The debate about two studies showing that, with few genetic mutations, H5N1 bird flu strains could become more easily transmissible among ferrets, a laboratory model for humans, “has become a debate about the role of science in society. Two questions should be addressed here: should this type of research be conducted at all; and if so, should all data generated by this research be published?” Ab Osterhaus, head of the Institute of Virology, at Erasmus Medical Centre in Rotterdam, writes in a Guardian opinion piece. A team from Erasmus conducted one of the two studies, he notes.

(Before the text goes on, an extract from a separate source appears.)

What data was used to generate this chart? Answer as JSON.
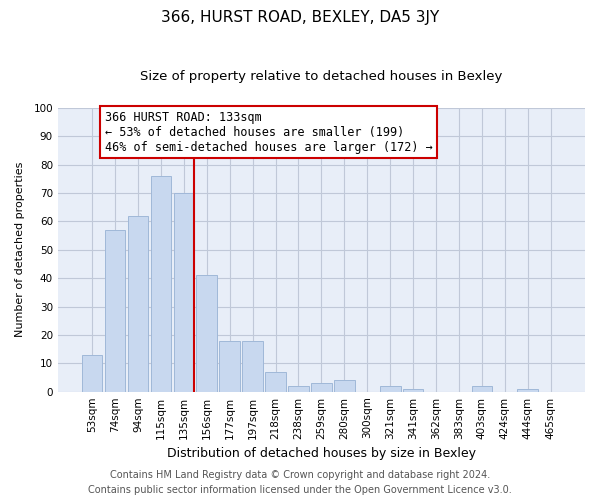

“To break free of its dependence on donor money and supplies from India, Africa must develop its own pharmaceutical pipeline by creating policy frameworks that encourage a fledgling drug industry,” journalist Priya Shetty argues in this SciDev.Net opinion piece. “Although India’s drug industry continues to churn out generics against killer diseases such as HIV/AIDS, malaria and tuberculosis, there is no end to resistance from global pharmaceutical companies wanting to extend the duration of market exclusivity on their brand-name drugs to prevent competition from generics,” she writes, and notes, “The Council on Health Research for Development (COHRED) forum, to be held in South Africa in April 2012, will discuss how resource-poor nations can become more self-sufficient.”
“The U.S. government [on Thursday] released a new policy [.pdf] that will require federal agencies to systematically review the potential risks associated with federally funded studies involving 15 ‘high consequence’ pathogens and toxins, including the H5N1 avian influenza virus,” Science Insider reports. “The reviews are designed to reduce the risks associated with ‘dual use research of concern’ (DURC) that could be used for good or evil,” the news service writes (Malakoff, 3/29).
Largest-Ever Study Of Community-Wide TB Drug Prevention Did Not Improve TB Control In South African Mines
“After seven years of research, the world’s largest study of preventative tuberculosis (TB) therapy has found that untargeted, community-wide distribution of TB prevention drugs did not improve TB control in South African gold mines,” PlusNews reports. “Conducted among 27,000 gold-mine employees in 15 mines, the Thibela TB study tested the theory that treating an entire community with the first-line TB drug isoniazid could result in long-lasting reductions in active TB cases and TB prevalence,” the news service writes (3/9). The study found that “provid[ing] community-wide isoniazid preventive therapy (IPT)” did “not improve TB control,” according to Health-e. “However, evidence showed that there were 63 percent fewer TB cases among individuals in the program during the first nine months of the program, providing reassurance that IPT works for people who take it,” the news service notes (Thom, 3/14).